Each day I would promise myself that I'd start exercising again, and that my unhealthy spree was at its end. But come midnight, I still hadn't followed through on my promise. I think that in some ways, this was just a burst of impulse and appetite. I haven't fully given in to cravings for a very long time. I can't remember the last time I used "I don't want to" as an excuse for shirking my duties. Nor can I recall a time that I was irresponsible without immediate consequences. It felt amazing to waste away my time and not care that I was being lazy, or to eat a huge slice of chocolate cake and not consider all the saturated fats and empty calories I was consuming. Sometimes, being a slob is a lot of fun, and if I could get away with it, I'm sure I would be a gluttonous couch-potato. But I can't get away with it, and this soon became very clear to me.

One of the nice things about exercising frequently is that you become accustomed to that nice "healthy heart feeling". Everything's all loose and strong...you're like a well-oiled machine--full of energy and finely tuned to your function.

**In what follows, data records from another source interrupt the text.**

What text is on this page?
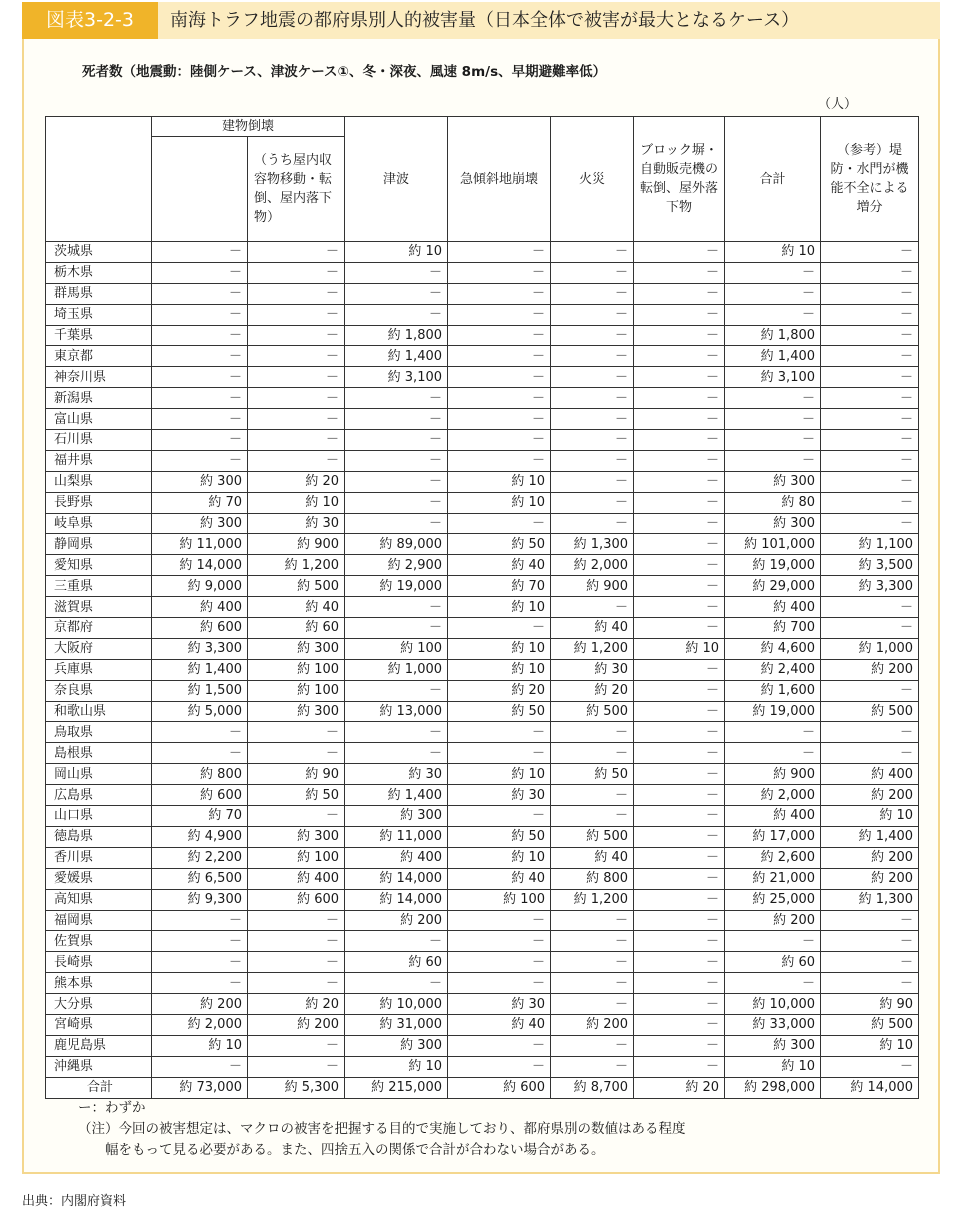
図表3-2-3	南海トラフ地震の都府県別人的被害量（日本全体で被害が最大となるケース）
死者数（地震動：陸側ケース、津波ケース①、冬・深夜、風速 8m/s、早期避難率低）
（人）
	建物倒壊		津波	急傾斜地崩壊	火災	ブロック塀・自動販売機の転倒、屋外落下物	合計	（参考）堤防・水門が機能不全による増分
		（うち屋内収容物移動・転倒、屋内落下物）						
茨城県	－	－	約 10	－	－	－	約 10	－
栃木県	－	－	－	－	－	－	－	－
群馬県	－	－	－	－	－	－	－	－
埼玉県	－	－	－	－	－	－	－	－
千葉県	－	－	約 1,800	－	－	－	約 1,800	－
東京都	－	－	約 1,400	－	－	－	約 1,400	－
神奈川県	－	－	約 3,100	－	－	－	約 3,100	－
新潟県	－	－	－	－	－	－	－	－
富山県	－	－	－	－	－	－	－	－
石川県	－	－	－	－	－	－	－	－
福井県	－	－	－	－	－	－	－	－
山梨県	約 300	約 20	－	約 10	－	－	約 300	－
長野県	約 70	約 10	－	約 10	－	－	約 80	－
岐阜県	約 300	約 30	－	－	－	－	約 300	－
静岡県	約 11,000	約 900	約 89,000	約 50	約 1,300	－	約 101,000	約 1,100
愛知県	約 14,000	約 1,200	約 2,900	約 40	約 2,000	－	約 19,000	約 3,500
三重県	約 9,000	約 500	約 19,000	約 70	約 900	－	約 29,000	約 3,300
滋賀県	約 400	約 40	－	約 10	－	－	約 400	－
京都府	約 600	約 60	－	－	約 40	－	約 700	－
大阪府	約 3,300	約 300	約 100	約 10	約 1,200	約 10	約 4,600	約 1,000
兵庫県	約 1,400	約 100	約 1,000	約 10	約 30	－	約 2,400	約 200
奈良県	約 1,500	約 100	－	約 20	約 20	－	約 1,600	－
和歌山県	約 5,000	約 300	約 13,000	約 50	約 500	－	約 19,000	約 500
鳥取県	－	－	－	－	－	－	－	－
島根県	－	－	－	－	－	－	－	－
岡山県	約 800	約 90	約 30	約 10	約 50	－	約 900	約 400
広島県	約 600	約 50	約 1,400	約 30	－	－	約 2,000	約 200
山口県	約 70	－	約 300	－	－	－	約 400	約 10
徳島県	約 4,900	約 300	約 11,000	約 50	約 500	－	約 17,000	約 1,400
香川県	約 2,200	約 100	約 400	約 10	約 40	－	約 2,600	約 200
愛媛県	約 6,500	約 400	約 14,000	約 40	約 800	－	約 21,000	約 200
高知県	約 9,300	約 600	約 14,000	約 100	約 1,200	－	約 25,000	約 1,300
福岡県	－	－	約 200	－	－	－	約 200	－
佐賀県	－	－	－	－	－	－	－	－
長崎県	－	－	約 60	－	－	－	約 60	－
熊本県	－	－	－	－	－	－	－	－
大分県	約 200	約 20	約 10,000	約 30	－	－	約 10,000	約 90
宮崎県	約 2,000	約 200	約 31,000	約 40	約 200	－	約 33,000	約 500
鹿児島県	約 10	－	約 300	－	－	－	約 300	約 10
沖縄県	－	－	約 10	－	－	－	約 10	－
合計	約 73,000	約 5,300	約 215,000	約 600	約 8,700	約 20	約 298,000	約 14,000
ー：わずか
（注）今回の被害想定は、マクロの被害を把握する目的で実施しており、都府県別の数値はある程度
　　幅をもって見る必要がある。また、四捨五入の関係で合計が合わない場合がある。
出典：内閣府資料
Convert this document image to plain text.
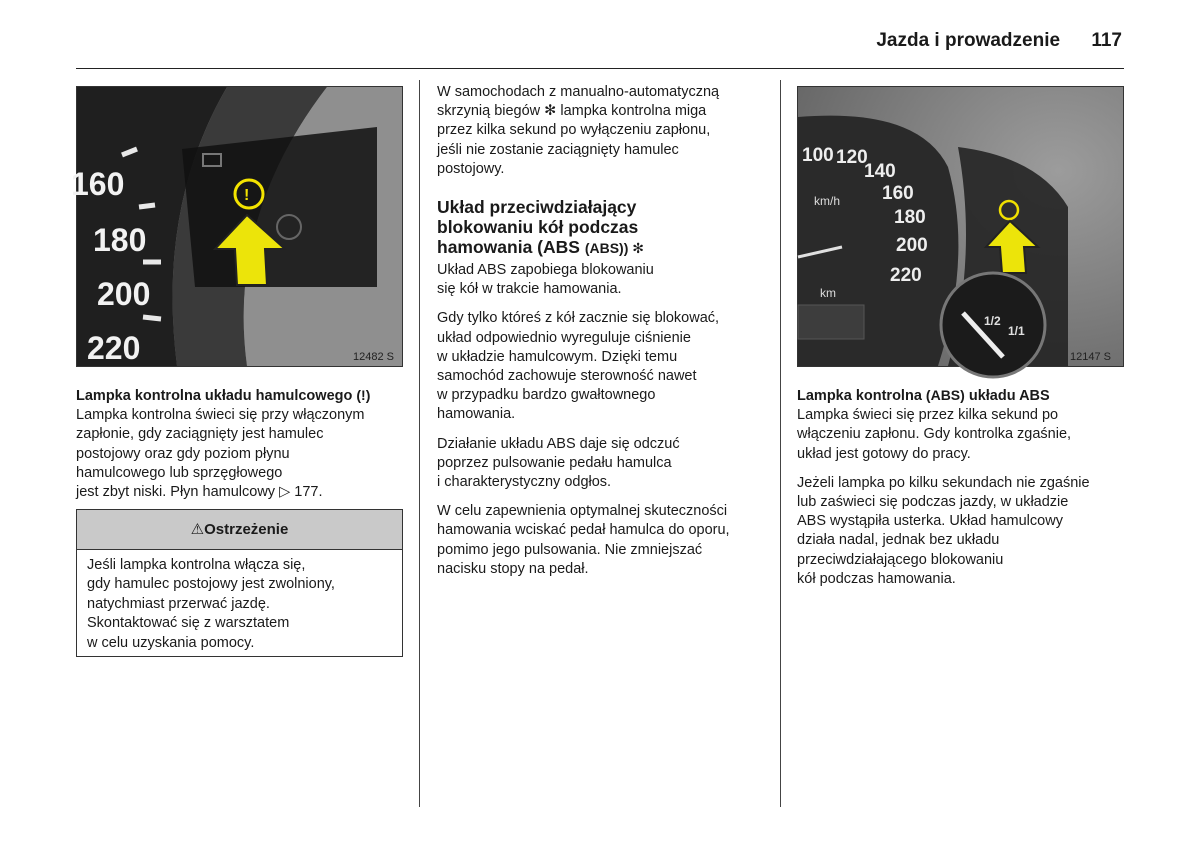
Jazda i prowadzenie 117
160
180
200
220
!
12482 S
Lampka kontrolna układu hamulcowego (!)

Lampka kontrolna świeci się przy włączonym
zapłonie, gdy zaciągnięty jest hamulec
postojowy oraz gdy poziom płynu
hamulcowego lub sprzęgłowego
jest zbyt niski. Płyn hamulcowy ▷ 177.

⚠Ostrzeżenie
Jeśli lampka kontrolna włącza się,
gdy hamulec postojowy jest zwolniony,
natychmiast przerwać jazdę.
Skontaktować się z warsztatem
w celu uzyskania pomocy.

W samochodach z manualno-automatyczną
skrzynią biegów ✻ lampka kontrolna miga
przez kilka sekund po wyłączeniu zapłonu,
jeśli nie zostanie zaciągnięty hamulec
postojowy.

Układ przeciwdziałający
blokowaniu kół podczas
hamowania (ABS (ABS)) ✻

Układ ABS zapobiega blokowaniu
się kół w trakcie hamowania.

Gdy tylko któreś z kół zacznie się blokować,
układ odpowiednio wyreguluje ciśnienie
w układzie hamulcowym. Dzięki temu
samochód zachowuje sterowność nawet
w przypadku bardzo gwałtownego
hamowania.

Działanie układu ABS daje się odczuć
poprzez pulsowanie pedału hamulca
i charakterystyczny odgłos.

W celu zapewnienia optymalnej skuteczności
hamowania wciskać pedał hamulca do oporu,
pomimo jego pulsowania. Nie zmniejszać
nacisku stopy na pedał.

100 120
140
160
180
200
220
km/h
km
1/2
1/1
12147 S
Lampka kontrolna (ABS) układu ABS

Lampka świeci się przez kilka sekund po
włączeniu zapłonu. Gdy kontrolka zgaśnie,
układ jest gotowy do pracy.

Jeżeli lampka po kilku sekundach nie zgaśnie
lub zaświeci się podczas jazdy, w układzie
ABS wystąpiła usterka. Układ hamulcowy
działa nadal, jednak bez układu
przeciwdziałającego blokowaniu
kół podczas hamowania.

If you go through each day feeling like that, it's a pretty big shock when that feeling starts to go away. I am very glad that the tense, groggy sensation I acquired is not my status quo. To constantly feel like your body is weighted down, or like all your tendons are shrinking, is a life I could never live. It was for this reason that I decided it was time for me to "get back on the horse",

Taking a little vacation from a healthy lifestyle was enjoyable. I don't think I could stand a life without the occasional hiccup in my self-restraint. Who wants to live without things like naps or chocolate or random internet sites or books? I don't want my life to revolve around some routine that I created...spontaneity is just as important as ceremony. However, if deviations from a healthy regimen are a frequent part of my life, then I'm not really being spontaneous anymore--I'm just falling into a new routine that is less beneficial. I don't want to grow used to this sluggish sensation that accompanies mindless eating and sleeping, and I don't want to lose my sense of energy or discipline. So I'm returning to my usual diet and exercise, in hopes that I won't let myself fall even further from my goal.